Towards this clearly enunciated goal of improvement of administrative justice, the Legislature has given the Director of the O.A.L. the power to:

........
e. Develop uniform standards, rules of evidence, and procedures, including but not limited to standards for determining whether a summary or plenary hearing should be held to regulate the conduct of contested causes and the rendering of administrative adjudications;
f. Promulgate and enforce such rules for the prompt implementation and coordinated administration of the Administrative Procedure Act P.L. 1968, C. 410 (C. 52:14B-1 et seq.) as may be required or appropriate;
g. Administer and supervise the procedures relating to the conduct of contested case, and the making of administrative adjudications as defined by Section 2 of P.L. 1968, C. 410 (C.52:14B-2); ... [N.J.S.A. 52:14F-5 e, f, g]

The Legislature thus intended the O.A.L. to provide a new system of administrative adjudication, promoting justice through uniformity and independence.

As presented to this court, there is no dispute as to whether the O.A.L. can issue subpoenas under the statutory grant to the agency involved in the contested case before it; only the method of enforcement is contested.
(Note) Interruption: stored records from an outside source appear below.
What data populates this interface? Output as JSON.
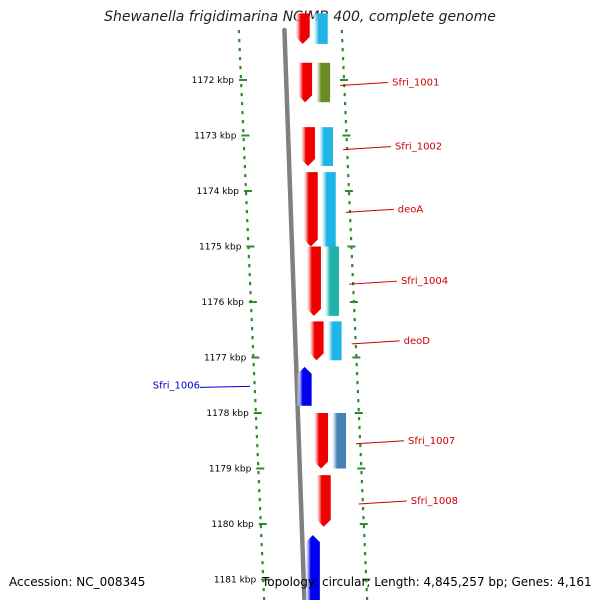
{
  "title": "Shewanella frigidimarina NCIMB 400, complete genome",
  "footer": {
    "accession": "Accession: NC_008345",
    "topology": "Topology: circular; Length: 4,845,257 bp; Genes: 4,161"
  },
  "colors": {
    "forward_label": "#cc0000",
    "reverse_label": "#0000cc",
    "backbone": "#808080",
    "tick": "#2e8b2e"
  },
  "ticks": [
    {
      "label": "1172 kbp",
      "kbp": 1172
    },
    {
      "label": "1173 kbp",
      "kbp": 1173
    },
    {
      "label": "1174 kbp",
      "kbp": 1174
    },
    {
      "label": "1175 kbp",
      "kbp": 1175
    },
    {
      "label": "1176 kbp",
      "kbp": 1176
    },
    {
      "label": "1177 kbp",
      "kbp": 1177
    },
    {
      "label": "1178 kbp",
      "kbp": 1178
    },
    {
      "label": "1179 kbp",
      "kbp": 1179
    },
    {
      "label": "1180 kbp",
      "kbp": 1180
    },
    {
      "label": "1181 kbp",
      "kbp": 1181
    }
  ],
  "genes": [
    {
      "name": "Sfri_1001",
      "strand": "forward",
      "start_kbp": 1171.69,
      "end_kbp": 1172.4,
      "color": "#ee0000",
      "track2_color": "#6b8e23",
      "labeled": true
    },
    {
      "name": "Sfri_1002",
      "strand": "forward",
      "start_kbp": 1172.85,
      "end_kbp": 1173.55,
      "color": "#ee0000",
      "track2_color": "#1eb4e6",
      "labeled": true
    },
    {
      "name": "deoA",
      "strand": "forward",
      "start_kbp": 1173.66,
      "end_kbp": 1175.0,
      "color": "#ee0000",
      "track2_color": "#1eb4e6",
      "labeled": true
    },
    {
      "name": "Sfri_1004",
      "strand": "forward",
      "start_kbp": 1175.0,
      "end_kbp": 1176.25,
      "color": "#ee0000",
      "track2_color": "#20b2aa",
      "labeled": true
    },
    {
      "name": "deoD",
      "strand": "forward",
      "start_kbp": 1176.35,
      "end_kbp": 1177.05,
      "color": "#ee0000",
      "track2_color": "#1eb4e6",
      "labeled": true
    },
    {
      "name": "Sfri_1006",
      "strand": "reverse",
      "start_kbp": 1177.17,
      "end_kbp": 1177.87,
      "color": "#0000ee",
      "labeled": true
    },
    {
      "name": "Sfri_1007",
      "strand": "forward",
      "start_kbp": 1178.0,
      "end_kbp": 1179.0,
      "color": "#ee0000",
      "track2_color": "#4682b4",
      "labeled": true
    },
    {
      "name": "Sfri_1008",
      "strand": "forward",
      "start_kbp": 1179.12,
      "end_kbp": 1180.05,
      "color": "#ee0000",
      "labeled": true
    },
    {
      "name": "",
      "strand": "forward",
      "start_kbp": 1170.8,
      "end_kbp": 1171.35,
      "color": "#ee0000",
      "track2_color": "#1eb4e6",
      "labeled": false
    },
    {
      "name": "",
      "strand": "reverse",
      "start_kbp": 1180.2,
      "end_kbp": 1181.5,
      "color": "#0000ee",
      "labeled": false
    }
  ]
}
The Civil Service Commission is clearly granted subpoena power by N.J.S.A. 11:1-12, 13, and all parties suggest that the O.A.L. can exercise the power of the Commission.
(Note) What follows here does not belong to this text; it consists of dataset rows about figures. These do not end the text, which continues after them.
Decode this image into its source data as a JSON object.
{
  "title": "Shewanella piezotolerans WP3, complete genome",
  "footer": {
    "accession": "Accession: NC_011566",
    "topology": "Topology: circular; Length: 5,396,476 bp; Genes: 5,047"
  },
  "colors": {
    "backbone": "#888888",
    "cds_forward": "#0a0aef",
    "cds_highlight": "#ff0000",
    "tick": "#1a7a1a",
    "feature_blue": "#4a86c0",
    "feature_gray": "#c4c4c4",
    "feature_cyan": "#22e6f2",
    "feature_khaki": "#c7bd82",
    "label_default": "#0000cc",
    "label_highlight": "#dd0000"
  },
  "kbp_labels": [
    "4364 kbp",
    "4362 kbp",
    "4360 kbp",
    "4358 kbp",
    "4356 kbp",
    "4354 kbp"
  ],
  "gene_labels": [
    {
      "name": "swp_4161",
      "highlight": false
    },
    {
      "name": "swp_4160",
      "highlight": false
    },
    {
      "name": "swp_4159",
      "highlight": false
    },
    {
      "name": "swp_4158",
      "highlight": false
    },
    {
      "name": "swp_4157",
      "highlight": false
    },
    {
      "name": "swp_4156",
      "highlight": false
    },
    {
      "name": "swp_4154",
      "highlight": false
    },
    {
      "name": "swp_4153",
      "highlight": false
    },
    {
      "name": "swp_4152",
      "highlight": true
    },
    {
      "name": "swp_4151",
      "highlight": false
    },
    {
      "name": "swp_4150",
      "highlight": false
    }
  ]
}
Despite this position, the parties' dispute as to the proper method of enforcement of the subpoena requires this court to examine the source of the O.A.L.'s power, if any, to issue subpoenas. Although defendant urges that the court need not discuss this issue, the source of the power can itself determine the method of enforcement. Since the statutes involved do not expressly grant such power to the O.A.L., one view is that the O.A.L. may not exercise any independent subpoena power, but rather must follow the procedures required of the individual case-generating agencies. Here, the Civil Service Commission itself has been given the subpoena power, and no administrative delegation of that power to either administrative law judges or *300 their predecessors (hearing officers) has been shown.[4] Therefore, it could be argued that subpoenas can only originate from the Commission itself, and would be enforceable only by certification by its President to the Superior Court pursuant to N.J.S.A. 11:1-13.
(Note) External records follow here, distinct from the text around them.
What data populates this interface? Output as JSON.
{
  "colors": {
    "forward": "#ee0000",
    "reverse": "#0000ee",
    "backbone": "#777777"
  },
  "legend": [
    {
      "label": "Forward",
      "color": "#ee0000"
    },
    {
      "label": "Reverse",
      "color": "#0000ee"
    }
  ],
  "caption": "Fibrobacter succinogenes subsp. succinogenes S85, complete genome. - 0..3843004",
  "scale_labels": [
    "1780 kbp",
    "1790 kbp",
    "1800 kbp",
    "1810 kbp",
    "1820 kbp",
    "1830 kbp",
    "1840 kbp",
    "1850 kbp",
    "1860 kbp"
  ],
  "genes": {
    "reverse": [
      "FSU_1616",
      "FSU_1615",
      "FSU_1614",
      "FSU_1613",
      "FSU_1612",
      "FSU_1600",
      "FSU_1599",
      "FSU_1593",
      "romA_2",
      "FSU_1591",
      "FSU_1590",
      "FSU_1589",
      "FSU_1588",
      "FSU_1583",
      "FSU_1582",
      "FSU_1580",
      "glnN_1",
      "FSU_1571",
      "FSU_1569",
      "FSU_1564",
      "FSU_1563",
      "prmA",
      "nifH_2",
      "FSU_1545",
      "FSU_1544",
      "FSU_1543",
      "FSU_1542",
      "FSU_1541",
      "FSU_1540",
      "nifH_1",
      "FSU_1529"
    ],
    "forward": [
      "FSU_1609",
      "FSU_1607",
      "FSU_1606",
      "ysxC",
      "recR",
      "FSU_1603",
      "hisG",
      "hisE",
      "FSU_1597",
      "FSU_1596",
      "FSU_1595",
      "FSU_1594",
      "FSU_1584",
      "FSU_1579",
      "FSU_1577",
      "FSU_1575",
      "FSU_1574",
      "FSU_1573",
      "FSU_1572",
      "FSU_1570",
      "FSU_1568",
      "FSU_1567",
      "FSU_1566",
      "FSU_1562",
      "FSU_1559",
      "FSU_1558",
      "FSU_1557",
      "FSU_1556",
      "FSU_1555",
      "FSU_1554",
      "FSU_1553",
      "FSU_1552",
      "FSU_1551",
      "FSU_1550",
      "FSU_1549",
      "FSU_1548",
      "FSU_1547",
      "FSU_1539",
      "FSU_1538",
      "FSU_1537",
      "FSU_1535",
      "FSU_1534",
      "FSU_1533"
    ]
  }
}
Such an interpretation could significantly limit the effectiveness of the new O.A.L. by perpetuating inefficiency, nonuniformity and nonindependence. First, such restrictions would burden the generating agency with relatively mundane and undisputed requests for subpoenas. Second, the O.A.L. would be unable to maintain uniform procedures of adjudication in the face of considerable statutory variations from agency to agency as to both the substantive availability of subpoena powers and specified procedures for their issuance and enforcement. Third, the O.A.L. would be reduced to dependence upon the will of the various agencies for issuance and enforcement of the subpoenas, impairing its ability to provide fair, full and effective determinations of fact and law, particularly in those cases where the agency itself has a position to advocate. Accordingly, this court cannot accept this interpretation. The O.A.L. was created to avoid exactly such problems in the quasi-judicial process.

Plaintiff urges that this court find that the O.A.L. has the power of subpoena by virtue of its inherent powers as an independent quasi-judicial body. This alternative is apparently supported by the stated legislative purposes behind the creation of the O.A.L. and by extrapolation from the decision in Newark Bd. of Ed. v. Newark Teachers' Union, supra, note 4.